We have been paying our four kids a small allowance. We help them split their money by percentage into different categories (savings, investment, responsibility, school, play, etc.) One of the categories is "investment" which so far has been put into a savings account. Now that they have a little bit of money collected there (a couple hundred total), I thought it might be a good idea to help them be more actively investing it.

I did some real estate investing a while back, right before the bubble popped, so it didn't turn out too well. I purchased stock and options at companies I worked for, but those never paid out either. I've also done some investing on Prosper, which did OK. My point is I am not a sophisticated investor, but would like to start my kids on a good path.

So what is a good investment to introduce kids too? It is OK if it isn't 100% safe (nothing is) since I will encourage them to diversify into multiple investments, so if one fails they can see it as a learning experience, but I don't want them to loose it all. I'd also like something that they can be involved in, where we can check on it from time to time to see how it is doing, then maybe make decisions on how to improve the investment.

This will also be a learning experience for me as well. Suggestions?

  • These are all great answers! Feb 10, 2013 at 5:42

4 Answers 4


I'd also look into index funds (eg Vanguard) as they have low management fees. you can buy these as ETFs as well - so you can buy in at a very low starting amount.

An index fund can also be a talking point for your kids about what an industry index is and how it relates to the companies that fall into it. Also about how mutual funds try to "beat the market" - and often fail.

  • good point, ETFs inherently have a low minimum
    – Havoc P
    May 17, 2011 at 12:42

Buy them a physical stock certificate... you can request them from a broker, or buy through a company like http://www.oneshare.com.

Other options:

  • US Savings Bonds
  • Collectible coins
  • Passbook savings accounts.

There are mutual funds oriented toward kids or that are suitable in some way (e.g. they have low minimums). Here are two articles with mention of some of them:

Of those only USAA First Start Growth is explicitly for kids: http://quote.morningstar.com/fund/f.aspx?t=UFSGX or https://www.usaa.com/inet/pages/mutual_funds_reports

Another fund aimed at kids is Monetta Young Investor http://quote.morningstar.com/fund/f.aspx?t=MYIFX or http://www.younginvestorfund.com/

The diversified funds (with fixed income) like USAA First Start Growth, Vanguard STAR, Pax World Balanced, etc. have the nice property that they won't be as volatile and may spend less time "underwater," so that might better convey the value of investing (vs. an all-stock fund where it could be kind of depressing for years on end, if you get bad luck). Though, I feel the same principle applies for adults.

Kids may appreciate intangible aspects of the funds, e.g. Pax World Balanced invests in sustainable companies, Ariel Appreciation also has some social parameters and I think the guy running it does charity work with kids, that type of thing.
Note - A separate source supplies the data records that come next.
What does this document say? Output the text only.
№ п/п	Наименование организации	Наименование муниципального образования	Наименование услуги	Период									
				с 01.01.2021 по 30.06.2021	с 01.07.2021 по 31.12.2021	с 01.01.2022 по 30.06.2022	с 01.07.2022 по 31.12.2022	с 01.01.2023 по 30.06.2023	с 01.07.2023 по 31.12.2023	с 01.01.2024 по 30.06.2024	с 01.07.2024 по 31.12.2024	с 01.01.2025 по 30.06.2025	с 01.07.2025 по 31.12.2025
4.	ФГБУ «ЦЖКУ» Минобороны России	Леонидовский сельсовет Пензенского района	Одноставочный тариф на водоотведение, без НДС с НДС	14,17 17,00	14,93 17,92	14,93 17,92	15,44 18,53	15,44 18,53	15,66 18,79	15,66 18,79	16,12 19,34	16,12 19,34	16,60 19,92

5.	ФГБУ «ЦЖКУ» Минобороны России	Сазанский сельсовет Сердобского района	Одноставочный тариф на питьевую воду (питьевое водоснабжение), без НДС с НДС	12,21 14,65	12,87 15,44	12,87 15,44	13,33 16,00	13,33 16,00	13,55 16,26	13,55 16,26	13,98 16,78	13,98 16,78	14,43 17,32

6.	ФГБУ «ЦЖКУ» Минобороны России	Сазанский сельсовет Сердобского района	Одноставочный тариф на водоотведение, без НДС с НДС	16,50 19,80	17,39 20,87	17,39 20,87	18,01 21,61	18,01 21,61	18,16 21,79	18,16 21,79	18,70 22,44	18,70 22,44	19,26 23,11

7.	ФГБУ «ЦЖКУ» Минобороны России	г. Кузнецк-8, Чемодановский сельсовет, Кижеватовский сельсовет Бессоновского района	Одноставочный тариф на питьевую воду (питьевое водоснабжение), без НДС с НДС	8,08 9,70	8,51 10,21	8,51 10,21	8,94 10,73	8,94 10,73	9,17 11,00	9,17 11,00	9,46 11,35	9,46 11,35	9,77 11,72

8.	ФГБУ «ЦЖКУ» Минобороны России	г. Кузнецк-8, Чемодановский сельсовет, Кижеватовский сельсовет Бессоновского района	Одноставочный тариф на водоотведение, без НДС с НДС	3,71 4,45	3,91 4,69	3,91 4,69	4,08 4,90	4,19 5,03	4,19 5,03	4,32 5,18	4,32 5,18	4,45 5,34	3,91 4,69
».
There should be quarterly and annual reports on mutual funds (or stocks) that would give kids something to read and think about related to the investment.
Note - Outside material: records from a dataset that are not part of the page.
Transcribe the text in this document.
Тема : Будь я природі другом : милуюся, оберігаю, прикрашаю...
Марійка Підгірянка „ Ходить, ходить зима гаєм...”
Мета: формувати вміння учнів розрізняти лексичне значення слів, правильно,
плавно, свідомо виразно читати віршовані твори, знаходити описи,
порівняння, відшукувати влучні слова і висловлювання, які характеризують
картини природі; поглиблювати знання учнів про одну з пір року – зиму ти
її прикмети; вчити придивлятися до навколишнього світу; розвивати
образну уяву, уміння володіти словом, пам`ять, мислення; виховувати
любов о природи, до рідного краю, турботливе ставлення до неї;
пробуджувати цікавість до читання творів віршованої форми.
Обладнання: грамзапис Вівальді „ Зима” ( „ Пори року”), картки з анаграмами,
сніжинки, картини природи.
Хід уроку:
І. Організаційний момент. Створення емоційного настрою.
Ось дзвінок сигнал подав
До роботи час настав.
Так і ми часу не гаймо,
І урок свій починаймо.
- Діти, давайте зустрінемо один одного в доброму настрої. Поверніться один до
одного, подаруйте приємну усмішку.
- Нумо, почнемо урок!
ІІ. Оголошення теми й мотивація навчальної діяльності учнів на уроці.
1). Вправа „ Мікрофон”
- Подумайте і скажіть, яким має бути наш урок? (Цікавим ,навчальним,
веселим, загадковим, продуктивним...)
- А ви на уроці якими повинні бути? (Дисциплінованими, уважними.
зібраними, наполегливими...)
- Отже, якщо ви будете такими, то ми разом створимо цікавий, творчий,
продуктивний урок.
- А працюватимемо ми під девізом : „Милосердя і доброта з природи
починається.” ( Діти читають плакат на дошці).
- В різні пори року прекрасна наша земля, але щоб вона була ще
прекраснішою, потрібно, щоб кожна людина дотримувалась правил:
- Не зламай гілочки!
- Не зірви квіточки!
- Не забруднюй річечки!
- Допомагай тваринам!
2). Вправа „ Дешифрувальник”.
Disclaimer: none of these funds are recommendations, I have not researched them in any detail, just giving you some leads.

  • This looks really good, thanks. I will look into these. May 17, 2011 at 4:49

For "real" investing I would usually recommend mutual funds. But if you are trying to teach a kid about investing, I would recommend they choose individual stocks.

That will give them a great opportunity to follow the companies they bought in the news. It also gives you an opportunity to sit down with them periodically and discuss their companies performance, economic news, etc. and how those things play into stock prices.

  • I was really leaning toward this, but am curious if there is a good discount brokerage that you would recommend for kids? May 18, 2011 at 2:08
  • @Jim - I've been happy with Options House. They have $3 trades, which is about as cheap as it gets. Not sure if I'd recommend allowing the kids to use it though - you could always have them pick the stocks and you make the actual purchases. May 18, 2011 at 12:55
  • I agree with this answer --mutual funds teach you little. You just put your money in them and hope they'll perform well... what can you learn from doing that?